That first step toward articulating regulations asks the public about what accountability measures should be adopted and whether potentially risky new AI models should go through a certification process before being released.
The Department of Commerce’s National Telecommunications and Information Administration (NTIA) is spearheading the effort, and the agency notes that AI and algorithmic systems are already providing benefits, but may also introduce risks.
NTIA says that “[c]ompanies have a responsibility to make sure their AI products are safe before making them available. Businesses and consumers using AI technologies and individuals whose lives and livelihoods are affected by these systems have a right to know that they have been adequately vetted and risks have been appropriately mitigated.”
NTIA’s “AI Accountability Policy Request for Comment” seeks feedback on what policies can support the development of such audits, assessments, certifications and other mechanisms to create earned trust in AI systems – trust they that function as intended, without adverse consequences.
“Companies have a responsibility to make sure their AI products are safe before making them available.”
NTIA
NTIA is seeking input on what kinds of safety testing AI development companies and their enterprise clients should conduct; what kind of data access is necessary to conduct audits, and how regulators can incentivize and support credible assurance of AI systems, plus other forms of accountability.

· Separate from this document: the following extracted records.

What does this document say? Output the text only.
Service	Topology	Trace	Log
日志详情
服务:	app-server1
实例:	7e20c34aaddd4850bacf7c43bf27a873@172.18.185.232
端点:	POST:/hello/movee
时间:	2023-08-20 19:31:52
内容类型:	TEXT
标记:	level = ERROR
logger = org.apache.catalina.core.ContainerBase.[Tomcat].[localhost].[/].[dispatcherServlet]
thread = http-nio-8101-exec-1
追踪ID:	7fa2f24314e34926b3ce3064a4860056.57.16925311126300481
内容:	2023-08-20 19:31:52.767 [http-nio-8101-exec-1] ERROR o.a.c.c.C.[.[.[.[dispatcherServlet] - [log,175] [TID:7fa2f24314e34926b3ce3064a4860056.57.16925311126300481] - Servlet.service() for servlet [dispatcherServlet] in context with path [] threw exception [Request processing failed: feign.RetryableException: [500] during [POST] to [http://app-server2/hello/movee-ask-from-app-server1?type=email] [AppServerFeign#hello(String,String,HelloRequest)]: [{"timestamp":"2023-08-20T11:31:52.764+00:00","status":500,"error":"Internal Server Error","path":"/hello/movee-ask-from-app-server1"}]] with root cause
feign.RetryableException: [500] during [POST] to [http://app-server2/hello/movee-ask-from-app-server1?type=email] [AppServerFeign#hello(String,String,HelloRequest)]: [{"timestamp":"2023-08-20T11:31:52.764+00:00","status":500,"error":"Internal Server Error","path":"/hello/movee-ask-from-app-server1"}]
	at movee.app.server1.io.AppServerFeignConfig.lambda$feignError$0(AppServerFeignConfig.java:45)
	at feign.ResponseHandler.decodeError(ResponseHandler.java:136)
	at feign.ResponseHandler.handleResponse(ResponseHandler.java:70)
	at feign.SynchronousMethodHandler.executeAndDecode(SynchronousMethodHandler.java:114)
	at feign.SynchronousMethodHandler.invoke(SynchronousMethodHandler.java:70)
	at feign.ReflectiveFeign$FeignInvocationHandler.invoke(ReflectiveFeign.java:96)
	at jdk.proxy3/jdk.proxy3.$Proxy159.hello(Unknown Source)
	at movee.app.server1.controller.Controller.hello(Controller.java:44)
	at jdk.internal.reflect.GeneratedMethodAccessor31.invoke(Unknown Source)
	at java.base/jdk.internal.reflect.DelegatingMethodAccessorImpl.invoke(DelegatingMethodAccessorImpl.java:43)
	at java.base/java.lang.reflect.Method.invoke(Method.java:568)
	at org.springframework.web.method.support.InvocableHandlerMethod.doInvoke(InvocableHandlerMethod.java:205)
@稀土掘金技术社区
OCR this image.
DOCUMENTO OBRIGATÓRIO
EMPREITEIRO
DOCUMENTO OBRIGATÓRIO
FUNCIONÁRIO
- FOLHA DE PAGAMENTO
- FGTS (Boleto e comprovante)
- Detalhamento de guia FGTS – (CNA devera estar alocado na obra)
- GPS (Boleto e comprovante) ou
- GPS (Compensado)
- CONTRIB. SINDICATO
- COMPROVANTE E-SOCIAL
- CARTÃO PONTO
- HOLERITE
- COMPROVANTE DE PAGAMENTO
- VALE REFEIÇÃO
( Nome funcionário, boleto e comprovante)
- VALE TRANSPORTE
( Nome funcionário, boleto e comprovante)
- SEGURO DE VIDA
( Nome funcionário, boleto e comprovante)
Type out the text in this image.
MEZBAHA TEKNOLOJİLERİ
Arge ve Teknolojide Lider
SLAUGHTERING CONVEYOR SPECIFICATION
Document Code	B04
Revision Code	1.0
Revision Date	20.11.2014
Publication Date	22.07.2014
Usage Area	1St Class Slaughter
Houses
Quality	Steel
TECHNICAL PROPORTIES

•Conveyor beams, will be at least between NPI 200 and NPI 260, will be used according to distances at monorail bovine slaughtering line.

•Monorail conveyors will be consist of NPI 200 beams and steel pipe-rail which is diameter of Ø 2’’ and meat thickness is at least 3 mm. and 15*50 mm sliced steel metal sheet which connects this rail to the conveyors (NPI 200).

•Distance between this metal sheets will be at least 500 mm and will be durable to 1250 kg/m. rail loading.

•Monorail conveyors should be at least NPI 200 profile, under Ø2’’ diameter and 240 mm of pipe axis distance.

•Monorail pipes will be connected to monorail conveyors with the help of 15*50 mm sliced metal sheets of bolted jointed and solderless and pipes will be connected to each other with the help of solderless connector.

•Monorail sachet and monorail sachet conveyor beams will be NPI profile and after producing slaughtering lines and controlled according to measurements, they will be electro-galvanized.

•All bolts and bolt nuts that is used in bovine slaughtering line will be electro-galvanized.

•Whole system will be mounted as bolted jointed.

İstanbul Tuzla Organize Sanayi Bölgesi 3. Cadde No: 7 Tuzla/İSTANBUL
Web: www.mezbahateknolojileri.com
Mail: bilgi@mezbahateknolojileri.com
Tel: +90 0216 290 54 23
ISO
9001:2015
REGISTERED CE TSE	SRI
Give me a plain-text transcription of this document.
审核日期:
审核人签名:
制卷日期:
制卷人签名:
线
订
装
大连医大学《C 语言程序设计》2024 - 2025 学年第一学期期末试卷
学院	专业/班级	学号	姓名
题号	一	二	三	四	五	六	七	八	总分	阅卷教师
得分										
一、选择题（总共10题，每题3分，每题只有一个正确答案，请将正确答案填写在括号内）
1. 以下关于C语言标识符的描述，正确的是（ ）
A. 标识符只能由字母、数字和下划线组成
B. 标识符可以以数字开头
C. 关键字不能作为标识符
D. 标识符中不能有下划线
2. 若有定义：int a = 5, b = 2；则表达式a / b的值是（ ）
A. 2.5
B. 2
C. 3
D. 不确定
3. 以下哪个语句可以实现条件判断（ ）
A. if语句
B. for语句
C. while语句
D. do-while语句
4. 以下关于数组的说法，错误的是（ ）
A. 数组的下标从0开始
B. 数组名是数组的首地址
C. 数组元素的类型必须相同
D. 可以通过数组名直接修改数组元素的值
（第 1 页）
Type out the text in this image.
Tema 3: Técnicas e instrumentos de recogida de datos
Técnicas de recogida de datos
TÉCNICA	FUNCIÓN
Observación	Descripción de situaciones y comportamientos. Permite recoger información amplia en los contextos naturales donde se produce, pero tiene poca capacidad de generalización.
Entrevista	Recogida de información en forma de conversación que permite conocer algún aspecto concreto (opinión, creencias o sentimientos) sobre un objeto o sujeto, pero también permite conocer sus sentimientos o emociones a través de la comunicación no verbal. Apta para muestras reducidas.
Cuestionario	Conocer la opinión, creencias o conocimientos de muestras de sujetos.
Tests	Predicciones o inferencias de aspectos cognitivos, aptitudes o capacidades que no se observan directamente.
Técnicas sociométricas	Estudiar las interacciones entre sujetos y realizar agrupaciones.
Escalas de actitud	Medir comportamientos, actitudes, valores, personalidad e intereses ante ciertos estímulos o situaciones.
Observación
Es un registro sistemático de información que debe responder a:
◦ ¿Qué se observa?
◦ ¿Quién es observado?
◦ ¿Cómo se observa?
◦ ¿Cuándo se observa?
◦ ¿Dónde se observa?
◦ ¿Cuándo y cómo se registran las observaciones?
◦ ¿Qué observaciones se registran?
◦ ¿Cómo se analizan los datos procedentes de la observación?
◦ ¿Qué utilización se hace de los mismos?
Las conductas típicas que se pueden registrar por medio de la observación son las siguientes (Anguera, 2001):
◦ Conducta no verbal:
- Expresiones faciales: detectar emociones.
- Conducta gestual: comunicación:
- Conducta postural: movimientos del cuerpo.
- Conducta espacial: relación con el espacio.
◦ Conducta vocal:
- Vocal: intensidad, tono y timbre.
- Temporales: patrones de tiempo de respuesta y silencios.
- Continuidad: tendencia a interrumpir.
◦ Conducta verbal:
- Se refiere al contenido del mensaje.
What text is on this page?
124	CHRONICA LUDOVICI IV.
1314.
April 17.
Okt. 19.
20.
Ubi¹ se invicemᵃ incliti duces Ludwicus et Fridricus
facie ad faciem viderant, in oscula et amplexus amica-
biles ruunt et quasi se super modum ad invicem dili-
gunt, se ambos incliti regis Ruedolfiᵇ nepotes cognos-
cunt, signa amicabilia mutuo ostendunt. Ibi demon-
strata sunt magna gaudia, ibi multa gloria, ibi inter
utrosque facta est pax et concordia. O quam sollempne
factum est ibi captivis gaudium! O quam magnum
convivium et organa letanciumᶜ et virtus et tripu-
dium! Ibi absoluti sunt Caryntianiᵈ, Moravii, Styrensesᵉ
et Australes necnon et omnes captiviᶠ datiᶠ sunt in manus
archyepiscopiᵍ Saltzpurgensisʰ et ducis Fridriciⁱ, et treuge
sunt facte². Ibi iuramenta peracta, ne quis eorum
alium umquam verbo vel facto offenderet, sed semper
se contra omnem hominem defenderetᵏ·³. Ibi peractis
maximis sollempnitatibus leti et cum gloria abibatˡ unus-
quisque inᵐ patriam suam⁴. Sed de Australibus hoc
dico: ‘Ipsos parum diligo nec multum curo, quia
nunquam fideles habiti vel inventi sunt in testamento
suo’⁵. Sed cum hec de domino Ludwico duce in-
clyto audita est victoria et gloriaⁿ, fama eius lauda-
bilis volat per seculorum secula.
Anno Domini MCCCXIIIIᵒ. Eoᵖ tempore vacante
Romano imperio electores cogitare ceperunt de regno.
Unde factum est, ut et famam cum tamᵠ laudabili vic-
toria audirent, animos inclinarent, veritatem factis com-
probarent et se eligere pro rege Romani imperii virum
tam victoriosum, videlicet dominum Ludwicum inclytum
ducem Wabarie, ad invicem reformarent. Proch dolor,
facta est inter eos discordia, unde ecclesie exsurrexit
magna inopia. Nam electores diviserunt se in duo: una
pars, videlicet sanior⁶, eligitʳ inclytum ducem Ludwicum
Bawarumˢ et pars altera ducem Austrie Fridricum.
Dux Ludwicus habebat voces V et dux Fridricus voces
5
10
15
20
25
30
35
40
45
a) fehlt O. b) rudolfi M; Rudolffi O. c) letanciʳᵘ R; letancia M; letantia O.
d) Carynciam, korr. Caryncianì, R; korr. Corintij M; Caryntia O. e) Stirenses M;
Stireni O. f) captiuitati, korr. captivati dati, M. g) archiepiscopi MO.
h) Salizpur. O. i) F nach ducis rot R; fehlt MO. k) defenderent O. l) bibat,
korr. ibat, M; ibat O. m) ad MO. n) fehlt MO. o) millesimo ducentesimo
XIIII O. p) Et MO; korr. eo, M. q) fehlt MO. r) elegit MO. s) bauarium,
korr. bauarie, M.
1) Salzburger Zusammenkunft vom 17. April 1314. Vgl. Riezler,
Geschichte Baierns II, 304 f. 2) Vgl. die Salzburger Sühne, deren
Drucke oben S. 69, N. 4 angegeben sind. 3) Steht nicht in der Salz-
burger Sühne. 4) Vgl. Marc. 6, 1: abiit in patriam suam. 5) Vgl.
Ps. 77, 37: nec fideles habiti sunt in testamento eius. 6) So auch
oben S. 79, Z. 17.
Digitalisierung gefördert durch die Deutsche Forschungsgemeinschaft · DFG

NTIA points to the White House Office of Science and Technology Policy’s Blueprint for an AI Bill of Rights as a framework to guide the design and deployment of AI, and it mentions the National Institute of Standards and Technology’s AI Risk Management Framework, which already serves as a voluntary tool that organizations use to manage risks posed by AI systems. Comments are due 60 days from publication of the request for comment in the Federal Register.
Main concerns
A host of new AI tools are on the market now, not just ChatGPT. They can quickly produce human-like writing, images, videos, vocal recordings in multiple languages, translate legalese and take notes for you in a videoconference.
They are promoted as tools that drive efficiency – or “hacks” that help you work around the limitations of standard technology. And they truly can function this way, providing innovative ways to create and share content.
But they come with legitimate worries. Some public experiments using chatbots have given troubling advice to users who were posing as young people. And the race between OpenAI, which owns the ChatGPT tool, and competitor businesses such as Alibaba and Baidu (which recently launched chatbots) and Google, which is developing one, has policymakers worried that risk is not properly being scrutinized and mitigated along the way.
Other nations are acting
The European Commission, the EU’s executive arm, first announced a plan in April 2021 for an AI rulebook, and the European Parliament hopes to finalize its AI Act text soon. Like the EU’s General Data Protection Regulation that came into effect in 2018, the EU AI Act is designed to operate globally, protecting EU citizens wherever they might be.
In China, regulators on Tuesday released draft rules designed to manage how companies develop AI products such as ChatGPT. The Cyberspace Administration of China outlined the ground rules that generative AI services must follow, including the type of content these products are allowed to generate.
For example, the content generated by AI must not “subvert state power,” “incite secession” or “disrupt social order,” according to the draft rules.
In late September 2021, Brazil’s Congress introduced a bill that creates a legal framework for artificial intelligence, but it still lags in the Senate.
Just a couple of weeks ago, Italy became the first Western country to ban ChatGPT outright, and Germany is considering doing the same.
Even the world’s religious leaders are concerned with the Vatican’s call for an ethical approach to AI, originally published in 2020 and renewed in January 2023 with the representatives of the Muslim and Jewish faiths now as co-signatories.
We already have some guardrails
In February, the Consumer Financial Protection Bureau announced it would get tougher on AI misuse in banking. Director Rohit Chopra cautioned that AI could be abused to advance “digital redlining” and “robo discrimination.”
The Federal Trade Commission has cautioned that it will hold companies accountable for making false or unsubstantiated claims about AI products.
In March, the US Copyright Office issued guidance on AI and copyrights, saying works created with the assistance of AI may be copyrightable, provided they involve sufficient human authorship. But when an AI program produces a complex written, visual, or musical work in response to a prompt from a human, the “traditional elements of authorship” are being determined and executed by the technology and not the human, so the resulting work is not copyrightable.
And, of course, your chatbot communications pose regulatory compliance challenges for businesses subject to record retention requirements, such as those imposed by the SEC and the FINRA.